Indeed I encountered a fair amount of resistance when I approached local woman to be part of this project. When I said I wanted to celebrate them and what they have achieved in their life, most thought they were not worthy.
As we still live in a time where women are not paid equally for doing the same job, I find what all of these women have achieved extraordinary. Kind, compassionate, thoughtful, supportive, strong, resilient, empowering, inspiring and very beautiful. These women should be celebrated. They should be seen, so our daughters, mothers, and friends can be inspired and be reminded of the amazing things they have achieved in their own lives.
2016 – 2018
Visible Mending is a series of works focussing attention on relationships, reminding us of our vulnerabilities and that we are not alone in these experiences. In a world that seems increasingly hostile and divided, it’s hoped that these works also reflect the importance of compassion and the healing power of human connection.
2016 – 2017
Pieces of Norma
Dementia is second only to coronary heart disease as the leading cause of death in Australia. There are currently more that 342,000 Australians with dementia. By 2050 it’s predicted that this number will rise to almost 900,000 people – which means a further 500 nursing home beds per month will be needed in order to cope. It is a seemingly insurmountable task with devastating effects on the people who suffer with dementia and those who love them.
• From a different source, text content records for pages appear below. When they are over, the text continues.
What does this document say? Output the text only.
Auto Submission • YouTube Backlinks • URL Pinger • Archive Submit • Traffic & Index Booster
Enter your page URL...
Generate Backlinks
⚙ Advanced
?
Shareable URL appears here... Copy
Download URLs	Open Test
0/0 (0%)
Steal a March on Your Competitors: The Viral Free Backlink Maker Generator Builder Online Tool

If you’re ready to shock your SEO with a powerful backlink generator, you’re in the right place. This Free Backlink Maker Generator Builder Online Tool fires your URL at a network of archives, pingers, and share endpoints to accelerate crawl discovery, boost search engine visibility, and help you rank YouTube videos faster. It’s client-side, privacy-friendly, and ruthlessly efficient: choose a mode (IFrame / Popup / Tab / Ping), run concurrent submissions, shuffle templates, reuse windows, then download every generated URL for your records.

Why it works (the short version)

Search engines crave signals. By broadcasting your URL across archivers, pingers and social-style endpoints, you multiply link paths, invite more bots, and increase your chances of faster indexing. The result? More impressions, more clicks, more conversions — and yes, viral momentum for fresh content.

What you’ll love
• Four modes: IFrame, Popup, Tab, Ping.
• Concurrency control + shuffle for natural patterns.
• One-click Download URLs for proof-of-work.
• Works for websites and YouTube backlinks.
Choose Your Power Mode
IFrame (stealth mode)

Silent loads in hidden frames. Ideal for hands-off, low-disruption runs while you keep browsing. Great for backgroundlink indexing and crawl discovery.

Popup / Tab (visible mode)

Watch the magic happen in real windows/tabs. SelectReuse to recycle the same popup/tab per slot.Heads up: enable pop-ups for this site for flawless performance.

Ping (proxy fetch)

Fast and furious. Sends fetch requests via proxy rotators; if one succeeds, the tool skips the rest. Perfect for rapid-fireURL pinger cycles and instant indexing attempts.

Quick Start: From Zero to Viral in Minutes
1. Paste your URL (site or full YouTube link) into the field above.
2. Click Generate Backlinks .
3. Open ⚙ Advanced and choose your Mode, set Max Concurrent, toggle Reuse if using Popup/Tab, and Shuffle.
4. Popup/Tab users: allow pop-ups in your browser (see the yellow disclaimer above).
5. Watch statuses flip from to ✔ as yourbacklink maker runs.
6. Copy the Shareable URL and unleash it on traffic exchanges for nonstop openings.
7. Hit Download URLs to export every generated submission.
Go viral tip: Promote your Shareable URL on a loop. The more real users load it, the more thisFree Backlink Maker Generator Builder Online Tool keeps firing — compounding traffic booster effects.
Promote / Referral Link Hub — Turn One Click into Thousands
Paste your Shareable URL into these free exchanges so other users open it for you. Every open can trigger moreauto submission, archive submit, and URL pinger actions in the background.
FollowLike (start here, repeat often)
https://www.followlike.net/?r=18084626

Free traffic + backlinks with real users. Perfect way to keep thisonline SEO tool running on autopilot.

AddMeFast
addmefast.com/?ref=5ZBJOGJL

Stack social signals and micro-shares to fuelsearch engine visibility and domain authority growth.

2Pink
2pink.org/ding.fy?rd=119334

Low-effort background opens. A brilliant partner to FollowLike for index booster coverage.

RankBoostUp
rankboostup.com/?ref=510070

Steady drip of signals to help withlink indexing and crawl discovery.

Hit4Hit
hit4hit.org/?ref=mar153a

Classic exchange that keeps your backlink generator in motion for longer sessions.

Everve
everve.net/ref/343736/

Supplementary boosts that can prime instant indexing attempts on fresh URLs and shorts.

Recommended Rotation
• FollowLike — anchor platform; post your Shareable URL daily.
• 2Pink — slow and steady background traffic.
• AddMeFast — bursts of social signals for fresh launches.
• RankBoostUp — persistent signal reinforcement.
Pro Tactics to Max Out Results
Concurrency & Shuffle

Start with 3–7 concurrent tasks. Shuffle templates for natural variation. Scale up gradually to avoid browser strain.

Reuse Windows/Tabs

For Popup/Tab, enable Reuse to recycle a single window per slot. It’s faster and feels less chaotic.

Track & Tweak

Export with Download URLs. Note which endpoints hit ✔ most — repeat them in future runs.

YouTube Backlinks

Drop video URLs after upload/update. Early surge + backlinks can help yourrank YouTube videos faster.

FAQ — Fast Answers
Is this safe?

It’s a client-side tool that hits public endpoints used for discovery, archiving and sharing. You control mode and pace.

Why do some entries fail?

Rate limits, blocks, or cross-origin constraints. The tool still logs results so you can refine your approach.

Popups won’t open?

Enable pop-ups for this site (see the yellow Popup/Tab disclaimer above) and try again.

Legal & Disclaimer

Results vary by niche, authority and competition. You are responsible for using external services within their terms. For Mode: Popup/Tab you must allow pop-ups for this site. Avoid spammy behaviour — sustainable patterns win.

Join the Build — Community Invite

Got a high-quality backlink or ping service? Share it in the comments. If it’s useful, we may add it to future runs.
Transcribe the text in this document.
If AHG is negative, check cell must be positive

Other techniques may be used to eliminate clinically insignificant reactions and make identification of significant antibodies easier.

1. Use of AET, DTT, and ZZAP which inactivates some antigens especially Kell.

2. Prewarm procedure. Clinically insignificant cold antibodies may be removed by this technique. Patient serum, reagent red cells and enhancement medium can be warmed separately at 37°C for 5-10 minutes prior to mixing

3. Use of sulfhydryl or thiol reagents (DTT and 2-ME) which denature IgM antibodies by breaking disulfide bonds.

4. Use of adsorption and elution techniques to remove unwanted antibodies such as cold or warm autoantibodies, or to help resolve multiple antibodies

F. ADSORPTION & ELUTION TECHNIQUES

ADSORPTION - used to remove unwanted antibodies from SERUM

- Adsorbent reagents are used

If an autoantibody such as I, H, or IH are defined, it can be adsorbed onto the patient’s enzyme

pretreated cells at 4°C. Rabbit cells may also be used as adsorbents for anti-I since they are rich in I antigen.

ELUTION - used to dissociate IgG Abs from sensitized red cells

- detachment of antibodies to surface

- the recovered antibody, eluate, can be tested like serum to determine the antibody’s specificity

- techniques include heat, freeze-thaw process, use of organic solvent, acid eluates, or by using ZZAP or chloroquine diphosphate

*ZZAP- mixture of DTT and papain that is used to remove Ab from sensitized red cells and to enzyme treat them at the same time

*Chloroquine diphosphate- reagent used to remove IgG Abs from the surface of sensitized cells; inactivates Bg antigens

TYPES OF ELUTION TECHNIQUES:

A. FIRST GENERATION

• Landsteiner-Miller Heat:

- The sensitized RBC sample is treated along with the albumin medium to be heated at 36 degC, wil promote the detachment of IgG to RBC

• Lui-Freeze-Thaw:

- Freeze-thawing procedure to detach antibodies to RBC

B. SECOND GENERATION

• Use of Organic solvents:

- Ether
These portraits are of my aunt who currently resides in a nursing home because of her dementia. She spends most of her day lying in bed, in diapers, waiting to die. Each minute is not much different from the last – if it is she won’t remember it anyway. She is not consciously aware of her body, unable to sit up straight, often staring off into space – leaving me to wonder if I’ve just witnessed another piece disappear.
All the light from her eyes has gone.
I chose the simplicity of white on black to clearly illustrate the darkness as it envelops her. The weight of black can only be fully realised when you can compare it to light. White hatched marks, while expressing the form of aged skin also add to the harshness of this contrast.
The intention of this work is to provoke discussion about terminal illness and end of life care. Having the right to choose to die with dignity, without suffering and with your loved ones present is unfortunately not a reality for many people in our society today.